TAMH: Source Material
Fisher dress in Arbroath and Auchmithie from 1860 - 1| 2

Blue Coats, Skate-Mooed Pooches and Strippet Brots

Margaret King examines Auchmithie and Arbroath Fisher Dress.

From the Arbroath Herald Review of 1992

(by kind permission of the Arbroath Herald)

People in fishing communities wore a distinctive dress which evolved to suit their special working conditions. Like other characteristic aspects of these communities (i.e. wedding customs, the use of by-names, and women retaining their maiden names), we now consider these customs as peculiar to this sector of society, but they were once commonplace throughout Scotland. Fisher costume ultimately derives from a more universal form of peasant dress. However, during the 19th and first half of the 20th centuries, fisher attire became noticeably different from that of the rest of society. Although it was a recognisable style of costume, it was not standardised; each fishing community had its own version of the general concept. This article concentrates on the dress worn in Auchmithie and Arbroath from about 1860 until today.

Artists including such well-known names as Walter Geikie, James Watterson Herald, George Reid and Peter Anson, have long been fascinated by the picturesque qualities of fishing communities. Following in the footsteps of Hill and Adamson's famous photographs of the Newhaven fishing community, Angus photographers have recorded life in our fishing communities from about 1881, when Cox of the Dundee jute family came to photograph the fisher people of Auchmithie and Westhaven. John Fraser, one of the inventive family of engineers in Arbroath, spent a long time recording the work of the Auchmithie fisher people about 1890. It is very likely that he knew Cox well and that they influenced one another. In the same decade, a professional photographer and Town Councillor from Arbroath, Wilfred Anckorn, also visited Auchmithie frequently, taking numerous photographs of the people which were made into postcards which he sold. He also gave lantern slide-shows of these at Christmas-time in Auchmithie's Annie Gilruth Memorial Hall. The photographs are of two different kinds: the completely natural ones where the photographer has 'stolen' or captured people going about their daily chores unposed and in their everyday clothes, and, in contrast, the elaborately contrived, in which people are wearing their best clothes though posing as if at work. Both kinds of photographs and paintings are a rich source of information about costume.
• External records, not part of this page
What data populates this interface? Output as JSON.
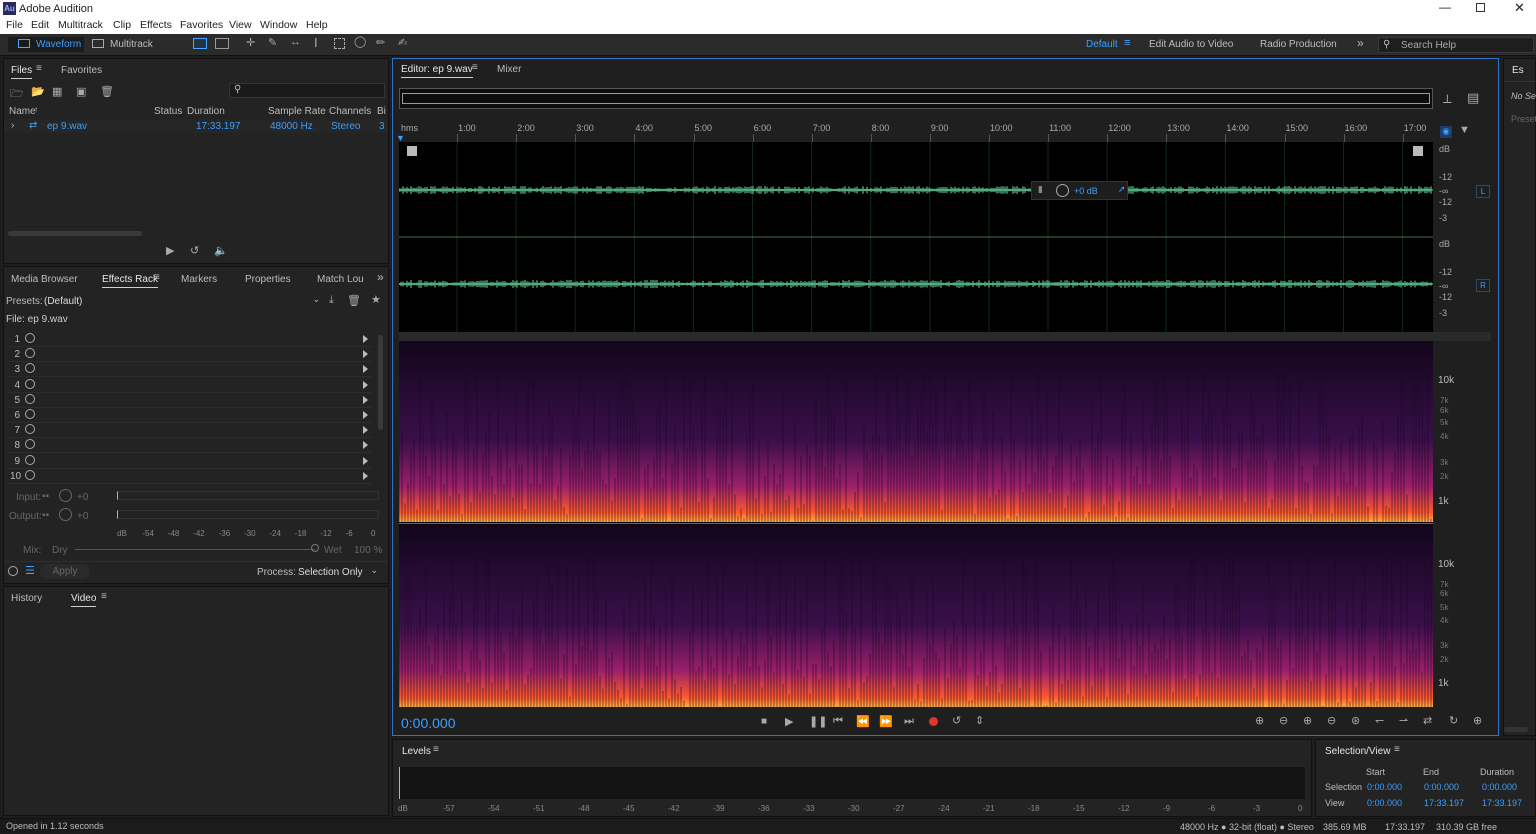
{
  "window": {
    "title": "Adobe Audition",
    "app_icon": "Au"
  },
  "menu": [
    "File",
    "Edit",
    "Multitrack",
    "Clip",
    "Effects",
    "Favorites",
    "View",
    "Window",
    "Help"
  ],
  "toolbar": {
    "waveform": "Waveform",
    "multitrack": "Multitrack",
    "workspaces": [
      "Default",
      "Edit Audio to Video",
      "Radio Production"
    ],
    "search_placeholder": "Search Help"
  },
  "files_panel": {
    "tabs": [
      "Files",
      "Favorites"
    ],
    "columns": [
      "Name",
      "Status",
      "Duration",
      "Sample Rate",
      "Channels",
      "Bi"
    ],
    "file": {
      "name": "ep 9.wav",
      "duration": "17:33.197",
      "sample_rate": "48000 Hz",
      "channels": "Stereo",
      "bits": "3"
    }
  },
  "effects_panel": {
    "tabs": [
      "Media Browser",
      "Effects Rack",
      "Markers",
      "Properties",
      "Match Lou"
    ],
    "presets_label": "Presets:",
    "preset_value": "(Default)",
    "file_label": "File: ep 9.wav",
    "slots": [
      "1",
      "2",
      "3",
      "4",
      "5",
      "6",
      "7",
      "8",
      "9",
      "10"
    ],
    "input_label": "Input:",
    "output_label": "Output:",
    "input_value": "+0",
    "output_value": "+0",
    "meter_ticks": [
      "dB",
      "-54",
      "-48",
      "-42",
      "-36",
      "-30",
      "-24",
      "-18",
      "-12",
      "-6",
      "0"
    ],
    "mix_label": "Mix:",
    "dry": "Dry",
    "wet": "Wet",
    "wet_value": "100 %",
    "apply": "Apply",
    "process_label": "Process:",
    "process_value": "Selection Only"
  },
  "history_panel": {
    "tabs": [
      "History",
      "Video"
    ]
  },
  "editor": {
    "tabs": [
      "Editor: ep 9.wav",
      "Mixer"
    ],
    "time_ruler": [
      "hms",
      "1:00",
      "2:00",
      "3:00",
      "4:00",
      "5:00",
      "6:00",
      "7:00",
      "8:00",
      "9:00",
      "10:00",
      "11:00",
      "12:00",
      "13:00",
      "14:00",
      "15:00",
      "16:00",
      "17:00"
    ],
    "hud_value": "+0 dB",
    "db_scale_left": [
      "dB",
      "-12",
      "-∞",
      "-12",
      "-3"
    ],
    "db_scale_right": [
      "dB",
      "-12",
      "-∞",
      "-12",
      "-3"
    ],
    "channel_l": "L",
    "channel_r": "R",
    "freq_labels_top": [
      "10k",
      "7k",
      "6k",
      "5k",
      "4k",
      "3k",
      "2k",
      "1k"
    ],
    "freq_labels_bottom": [
      "10k",
      "7k",
      "6k",
      "5k",
      "4k",
      "3k",
      "2k",
      "1k"
    ],
    "current_time": "0:00.000"
  },
  "right_panel": {
    "tab": "Es",
    "text1": "No Sel",
    "text2": "Preset"
  },
  "levels": {
    "title": "Levels",
    "ticks": [
      "dB",
      "-57",
      "-54",
      "-51",
      "-48",
      "-45",
      "-42",
      "-39",
      "-36",
      "-33",
      "-30",
      "-27",
      "-24",
      "-21",
      "-18",
      "-15",
      "-12",
      "-9",
      "-6",
      "-3",
      "0"
    ]
  },
  "selection_view": {
    "title": "Selection/View",
    "headers": [
      "Start",
      "End",
      "Duration"
    ],
    "selection": {
      "label": "Selection",
      "start": "0:00.000",
      "end": "0:00.000",
      "duration": "0:00.000"
    },
    "view": {
      "label": "View",
      "start": "0:00.000",
      "end": "17:33.197",
      "duration": "17:33.197"
    }
  },
  "status": {
    "left": "Opened in 1.12 seconds",
    "format": "48000 Hz ● 32-bit (float) ● Stereo",
    "size": "385.69 MB",
    "duration": "17:33.197",
    "free": "310.39 GB free"
  },
  "colors": {
    "accent": "#3aa0ff",
    "waveform": "#6fe3a7",
    "record": "#e0362c",
    "spectral_hot": "#ff5a2a",
    "spectral_mid": "#9a1f6a"
  }
}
Nowadays only the men wear anything which signals their occupation as fishermen. A royal blue or jade boilersuit is 'de rigueur' for our 1990s fisherman, accompanied by a tweed bunnet (cap) or a navy cheesecutter (Dutchman's cap) and a cotton or silky paisley type or other brightly patterned wrapper (scarf) to keep the neck warm.

Today, unless the fisherman's wife works as a fish processor, she rarely has any involvement with his occupation and dresses no differently from any other women. Women in Arbroath only ceased wearing their distinctive dress when they stopped going out selling fish from creels in the 1950s. Their traditional dress acted almost like an advertisement. Another contributory factor to women ceasing to wear a distinctive dress was that, also about this time, the fishermen were changing their fishing method from line fishing to net fishing. Line fishing demanded an enormous commitment from wives in shelling mussels and then using these to bait their husband's lines. In the 1950s, some fish sellers, who were not involved in baiting lines only wore the distinctive dress when out selling and, at other times, wre clothes no different from the rest of Arbroath. The older women were noted by the younger as wearing their fisher clothes all the time and this was sometimes a source of embarrassment to the younger, modern women who felt affronted when their mothers and aunties appeared at social events in their traditional dress.